事务状态机函数:差异点在PGXC不支持可串行化的隔离级别。
PrepareTransaction
做一阶段提交。perpare阶段:
PreCommit_Remote
以 2PC 方式将commit传播到dn。FinishPreparedTransaction
结束2PC。CallGTMCallbacks
调用回调函数通知GTM,例如全局序列管理器。正常事务提交:
RecordTransactionCommit
写XLOG结束:
AtEOXact_GlobalTxn
请求GTM提交事务。AtEOXact_Remote
清理事务信息。
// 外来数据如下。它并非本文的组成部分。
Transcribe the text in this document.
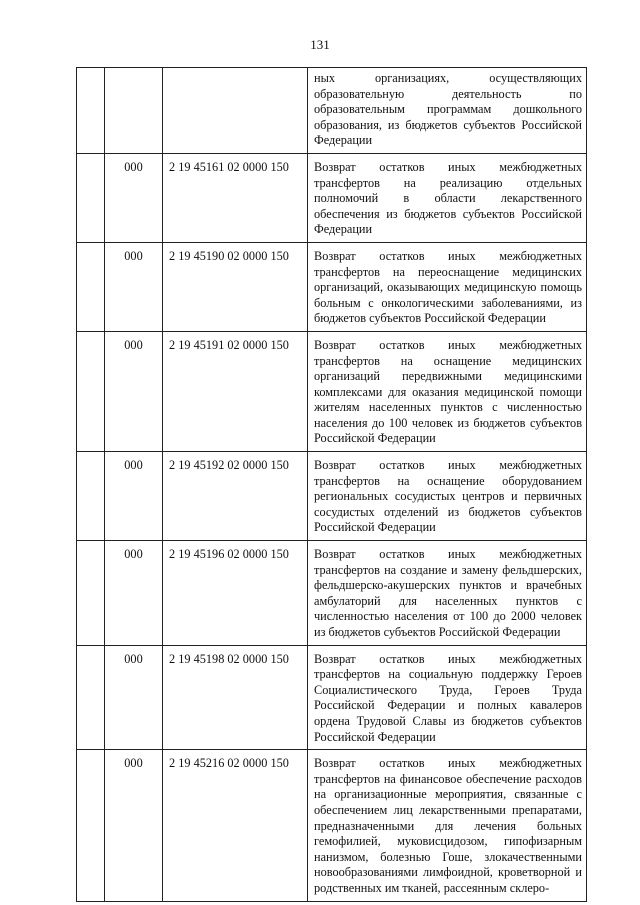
131
			ных организациях, осуществляющих образовательную деятельность по образовательным программам дошкольного образования, из бюджетов субъектов Российской Федерации
	000	2 19 45161 02 0000 150	Возврат остатков иных межбюджетных трансфертов на реализацию отдельных полномочий в области лекарственного обеспечения из бюджетов субъектов Российской Федерации
	000	2 19 45190 02 0000 150	Возврат остатков иных межбюджетных трансфертов на переоснащение медицинских организаций, оказывающих медицинскую помощь больным с онкологическими заболеваниями, из бюджетов субъектов Российской Федерации
	000	2 19 45191 02 0000 150	Возврат остатков иных межбюджетных трансфертов на оснащение медицинских организаций передвижными медицинскими комплексами для оказания медицинской помощи жителям населенных пунктов с численностью населения до 100 человек из бюджетов субъектов Российской Федерации
	000	2 19 45192 02 0000 150	Возврат остатков иных межбюджетных трансфертов на оснащение оборудованием региональных сосудистых центров и первичных сосудистых отделений из бюджетов субъектов Российской Федерации
	000	2 19 45196 02 0000 150	Возврат остатков иных межбюджетных трансфертов на создание и замену фельдшерских, фельдшерско-акушерских пунктов и врачебных амбулаторий для населенных пунктов с численностью населения от 100 до 2000 человек из бюджетов субъектов Российской Федерации
	000	2 19 45198 02 0000 150	Возврат остатков иных межбюджетных трансфертов на социальную поддержку Героев Социалистического Труда, Героев Труда Российской Федерации и полных кавалеров ордена Трудовой Славы из бюджетов субъектов Российской Федерации
	000	2 19 45216 02 0000 150	Возврат остатков иных межбюджетных трансфертов на финансовое обеспечение расходов на организационные мероприятия, связанные с обеспечением лиц лекарственными препаратами, предназначенными для лечения больных гемофилией, муковисцидозом, гипофизарным нанизмом, болезнью Гоше, злокачественными новообразованиями лимфоидной, кроветворной и родственных им тканей, рассеянным склеро-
// PG
typedef struct SnapshotData
{
SnapshotSatisfiesFunc satisfies; /* tuple test function */
TransactionId xmin; /* all XID < xmin are visible to me */
TransactionId xmax; /* all XID >= xmax are invisible to me */
TransactionId *xip;
uint32 xcnt; /* # of xact ids in xip[] */
#ifdef PGXC /* PGXC_COORD */
uint32 max_xcnt; /* Max # of xact in xip[] */
#endif
TransactionId *subxip;
int32 subxcnt; /* # of xact ids in subxip[] */
bool suboverflowed; /* has the subxip array overflowed? */
bool takenDuringRecovery; /* recovery-shaped snapshot? */
bool copied; /* false if it's a static snapshot */
CommandId curcid; /* in my xact, CID < curcid are visible */
/*
* An extra return value for HeapTupleSatisfiesDirty, not used in MVCC
* snapshots.
*/
uint32 speculativeToken;
/*
* Book-keeping information, used by the snapshot manager
*/
uint32 active_count; /* refcount on ActiveSnapshot stack */
uint32 regd_count; /* refcount on RegisteredSnapshots */
pairingheap_node ph_node; /* link in the RegisteredSnapshots heap */
TimestampTz whenTaken; /* timestamp when snapshot was taken */
XLogRecPtr lsn; /* position in the WAL stream when taken */
} SnapshotData;
// PGXL
typedef struct GTM_SnapshotData
{
uint64 sn_snapid;
GlobalTransactionId sn_xmin;
GlobalTransactionId sn_xmax;
uint32 sn_xcnt;
GlobalTransactionId *sn_xip;
} GTM_SnapshotData;
数据准备
-- cn1执行
psql -p50854 -h127.0.0.1 -Upgxc postgres
drop table clstr_tst;
CREATE TABLE clstr_tst (a SERIAL, b INT, c TEXT, d TEXT) DISTRIBUTE BY HASH (b);
INSERT INTO clstr_tst (b, c) VALUES (1, 'once');
INSERT INTO clstr_tst (b, c) VALUES (2, 'diez');
INSERT INTO clstr_tst (b, c) VALUES (3, 'treinta y uno');
INSERT INTO clstr_tst (b, c) VALUES (4, 'veintidos');
INSERT INTO clstr_tst (b, c) VALUES (5, 'tres');
INSERT INTO clstr_tst (b, c) VALUES (6, 'veinte');
INSERT INTO clstr_tst (b, c) VALUES (7, 'veintitres');
-- 数据分布
-- dn
psql -p50856 -h127.0.0.1 -Upgxc postgres -c 'select * from clstr_tst'
1
2
5
6
psql -p50857 -h127.0.0.1 -Upgxc postgres -c 'select * from clstr_tst'
3
4
7
调试
-- cn1执行
psql -p50854 -h127.0.0.1 -Upgxc postgres
begin;
update clstr_tst set c = 'updated' where b = 5;
select txid_current();
20215
-- cn2执行
psql -p50855 -h127.0.0.1 -Upgxc postgres
update clstr_tst set c = 'updated' where b = 7;
select txid_current();
20221
-- cn1调试
global_snapshot_source=coordinator
GetSnapshotData
// 【1】用户可配快照获取方式,默认GTM,也可以生成本地快照,代价是全局一致性。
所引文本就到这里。